Presiden KSPSI Dorong Kasus Pembunuhan Marsinah Dibuka Kembali
JAKARTA, investortrust.id - Presiden Konfederasi Serikat Pekerja Seluruh Indonesia (KSPSI) Andi Gani Nena Wea mendorong kasus pembunuhan terhadap aktivis buruh Marsinah dibuka kembali. Dorongan itu disampaikan Andi Gani seusai menghadiri penganugerahan gelar pahlawan nasional kepada Marsinah oleh Presiden Prabowo Subianto di Istana Negara, Jakarta, Senin (10/11/2025).

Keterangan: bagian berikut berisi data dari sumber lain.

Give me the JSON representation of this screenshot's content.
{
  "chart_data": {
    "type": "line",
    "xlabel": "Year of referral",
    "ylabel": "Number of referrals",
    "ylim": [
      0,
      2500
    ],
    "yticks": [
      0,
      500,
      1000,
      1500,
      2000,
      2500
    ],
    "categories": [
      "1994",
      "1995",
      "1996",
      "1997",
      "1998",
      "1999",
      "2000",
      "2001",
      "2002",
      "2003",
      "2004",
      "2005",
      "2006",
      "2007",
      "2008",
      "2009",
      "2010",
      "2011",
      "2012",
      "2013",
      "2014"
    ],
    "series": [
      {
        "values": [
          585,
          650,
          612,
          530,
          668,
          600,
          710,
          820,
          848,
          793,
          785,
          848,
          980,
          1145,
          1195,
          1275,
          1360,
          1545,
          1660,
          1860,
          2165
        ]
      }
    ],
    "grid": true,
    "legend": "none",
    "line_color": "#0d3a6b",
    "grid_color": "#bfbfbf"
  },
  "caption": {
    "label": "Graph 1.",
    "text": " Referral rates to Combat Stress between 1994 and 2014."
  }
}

"Ya tentu kita sedang membicarakan hal ini. Tadi malam juga kita membicarakan karena memang pada saat itu para pelakunya dihukum bebas. Memang sedang kita bahas langkah-langkah selanjutnya seperti apa. Karena kan beliau saat ini pahlawan nasional dan keluarga juga sangat bangga dan bahagia," katanya.
Baca Juga
Terharu Marsinah Jadi Pahlawan Nasional, Marsini Harap Perjuangan sang Adik Dilanjutkan
Andi Gani mengatakan, dorongan dibukanya kembali kasus pembunuhan Marsinah masih dalam pembahasan di internal buruh. Pembahasan ini mencuat mengingat kasus pembunuhan Marsinah yang terjadi pada Mei 1993 masih menjadi misteri.
"Masih di lingkup buruh saja. Karena kan memang masih ada tanda tanya besar mengenai peristiwa tersebut. Kenapa terjadi? Siapa pelaku sebenarnya? Apa yang menyebabkan itu terjadi? Ini kan jadi pertanyaan, sampai hari ini. Dengan gelar pahlawan nasional tentu menjadi dorongan buat pemerintah Untuk bisa membuka hal ini dengan terang benderang," kata Andi Gani.
Selain mendorong dibukanya kembali kasus pembunuhan, Andi Gani dan para buruh berencana membangun museum Marsinah. Museum itu rencananya akan dibangun di rumah nenek menjadi tempat tinggal Marsinah kecil. Museum ini dibangun untuk mengenang perjuangan Marsinah untuk kesejahteraan kaum buruh.
"Bagaimana perjalanannya, ada banyak cerita-cerita yang belum terungkap. Pada saat beliau berjuang. Bagaimana menghadapi tekanan," ungkapnya.
Dalam kesempatan ini, Andi Gani mengapresiasi keputusan Presiden Prabowo Subianto memberikan gelar pahlawan untuk Marsinah. Prabowo, katanya, telah menepati janji kepada kaum buruh. Apalagi, proses Marsinah menjadi pahlawan nasional terbilang cepat, hanya lima bulan sejak Prabowo menyampaikan dukungannya saat peringatan Hari Buruh atau May Day di Silang Monas, Jakarta, pada 1 Mei 2025.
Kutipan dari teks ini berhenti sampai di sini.